The Commission’s proposals were also criticised in a position paper issued by the European Medical Research Councils (EMRC), the standing committee for medical sciences at the European Science Foundation (ESF).

Presenting “a consensus on the subject reached within the European medical research community”, the EMRC warned that the revised Directive as it stood “could seriously impede the further advancement of European medical and veterinary research”.

The EMRC highlighted three main themes running through the conclusions on the Commission’s proposals reached by a high-level expert group of European scientists co-ordinated by the Research Councils and the ESF:

- The overarching significance of the 3Rs as a guiding principle in animal testing. As a complement to the implementation of the Directive, the Expert Group emphasises the need for properly funded 3Rs-led research programmes, initiated or enhanced by the EU Member States and the European Commission.

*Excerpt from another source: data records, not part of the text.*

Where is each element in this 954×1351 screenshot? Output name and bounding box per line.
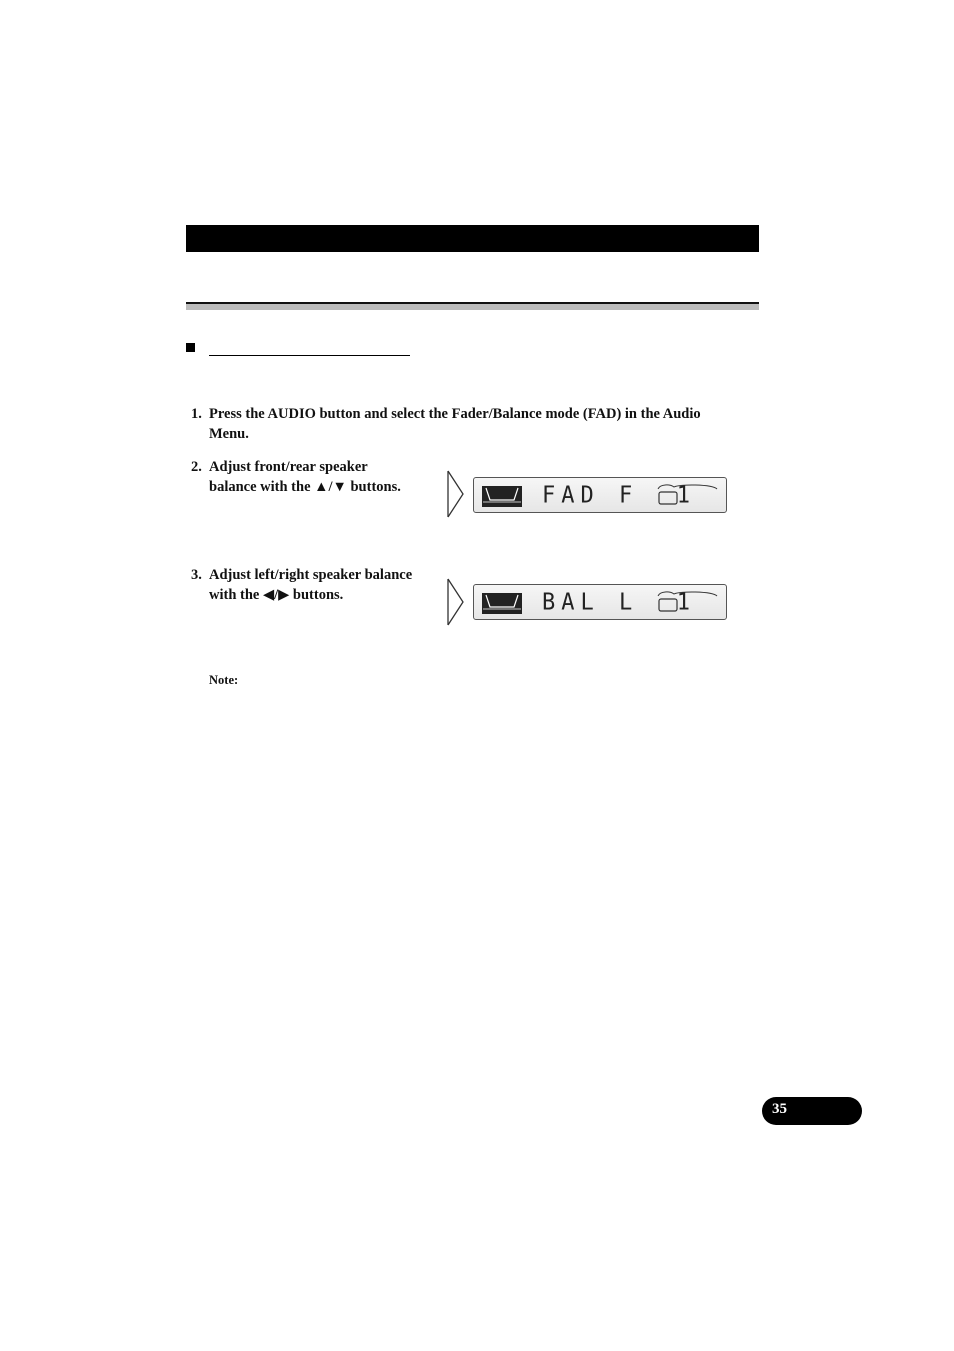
step-3 bbox=[191, 566, 451, 606]
step-text-line2: Menu. bbox=[209, 425, 249, 442]
step-1 bbox=[191, 405, 761, 445]
note-label: Note: bbox=[209, 673, 239, 687]
lcd-readout: BAL L 1 bbox=[542, 589, 696, 616]
page-number: 35 bbox=[772, 1101, 787, 1117]
step-number: 1. bbox=[191, 406, 202, 422]
step-text-line2: balance with the ▲/▼ buttons. bbox=[209, 478, 401, 495]
square-bullet-icon bbox=[186, 343, 195, 352]
step-text-line2: with the ◀/▶ buttons. bbox=[209, 586, 344, 603]
step-text-line1: Press the AUDIO button and select the Fader/Balance mode (FAD) in the Audio bbox=[209, 406, 701, 422]
section-header-bar bbox=[186, 225, 759, 252]
page-number-badge bbox=[762, 1097, 862, 1125]
lcd-display-fader bbox=[473, 477, 727, 513]
chevron-right-icon bbox=[446, 470, 466, 518]
step-2 bbox=[191, 458, 441, 498]
lcd-readout: FAD F 1 bbox=[542, 482, 696, 509]
step-number: 2. bbox=[191, 459, 202, 475]
lcd-display-balance bbox=[473, 584, 727, 620]
step-text-line1: Adjust left/right speaker balance bbox=[209, 567, 413, 583]
chevron-right-icon bbox=[446, 578, 466, 626]
section-title-rule bbox=[186, 302, 759, 310]
step-number: 3. bbox=[191, 567, 202, 583]
step-text-line1: Adjust front/rear speaker bbox=[209, 459, 368, 475]
subsection-underline bbox=[209, 355, 410, 356]
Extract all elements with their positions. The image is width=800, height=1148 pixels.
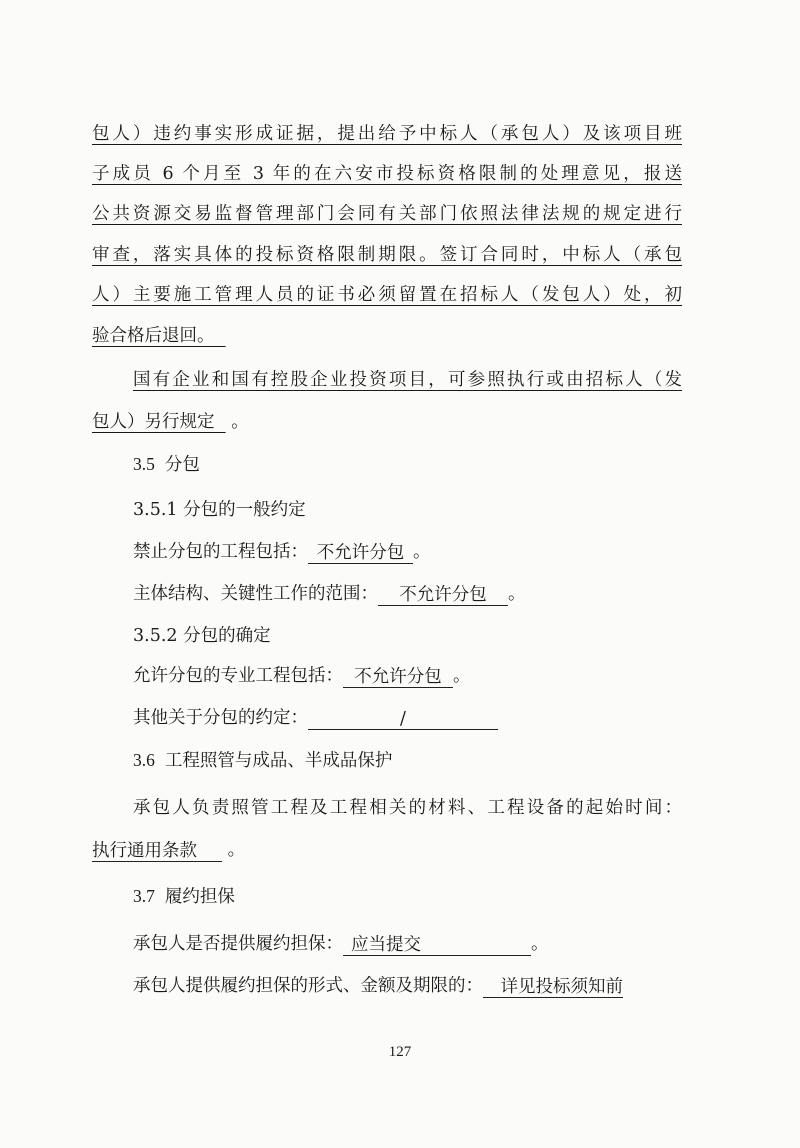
subsection-title: 3.5.1 分包的一般约定 bbox=[133, 500, 306, 520]
filled-value: 不允许分包 bbox=[308, 543, 413, 564]
clause-line: 承包人提供履约担保的形式、金额及期限的： 详见投标须知前 bbox=[133, 976, 623, 997]
paragraph-line: 国有企业和国有控股企业投资项目，可参照执行或由招标人（发 bbox=[133, 370, 682, 390]
section-heading: 3.5 分包 bbox=[133, 454, 200, 475]
clause-line: 承包人是否提供履约担保： 应当提交 。 bbox=[133, 934, 549, 955]
section-heading: 3.7 履约担保 bbox=[133, 886, 235, 907]
paragraph-line: 验合格后退回。 bbox=[92, 326, 215, 346]
page-number: 127 bbox=[388, 1044, 412, 1060]
filled-value: 详见投标须知前 bbox=[483, 977, 623, 998]
section-heading: 3.6 工程照管与成品、半成品保护 bbox=[133, 750, 393, 771]
filled-value: 不允许分包 bbox=[343, 667, 453, 688]
paragraph-line: 公共资源交易监督管理部门会同有关部门依照法律法规的规定进行 bbox=[92, 204, 682, 224]
clause-line: 其他关于分包的约定： / bbox=[133, 706, 498, 730]
subsection-title: 3.5.2 分包的确定 bbox=[133, 626, 271, 646]
filled-value: / bbox=[308, 709, 498, 730]
paragraph-line: 人）主要施工管理人员的证书必须留置在招标人（发包人）处，初 bbox=[92, 285, 682, 305]
paragraph-line: 审查，落实具体的投标资格限制期限。签订合同时，中标人（承包 bbox=[92, 245, 682, 265]
clause-line: 主体结构、关键性工作的范围： 不允许分包 。 bbox=[133, 584, 526, 605]
paragraph-line: 包人）另行规定 。 bbox=[92, 412, 249, 432]
clause-line: 允许分包的专业工程包括： 不允许分包 。 bbox=[133, 666, 471, 687]
clause-line: 禁止分包的工程包括： 不允许分包 。 bbox=[133, 542, 431, 563]
paragraph-line: 包人）违约事实形成证据，提出给予中标人（承包人）及该项目班 bbox=[92, 124, 682, 144]
filled-value: 不允许分包 bbox=[378, 585, 508, 606]
filled-value: 执行通用条款 bbox=[92, 841, 222, 862]
paragraph-line: 子成员 6 个月至 3 年的在六安市投标资格限制的处理意见，报送 bbox=[92, 164, 682, 184]
clause-line: 执行通用条款 。 bbox=[92, 840, 246, 861]
filled-value: 应当提交 bbox=[343, 935, 531, 956]
clause-line: 承包人负责照管工程及工程相关的材料、工程设备的起始时间： bbox=[133, 798, 682, 818]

- The importance of harm-benefit analysis for each prospective project involving animals in research. This should be coupled with the improvement of animal welfare to the highest level compatible with the scientific objectives of the project.
- The need for “efficient decision-making with the minimum bureaucracy” in the implementation of the Directive, including defined time limits for licensing of research by the permanent ethical review body and the relevant competent authority.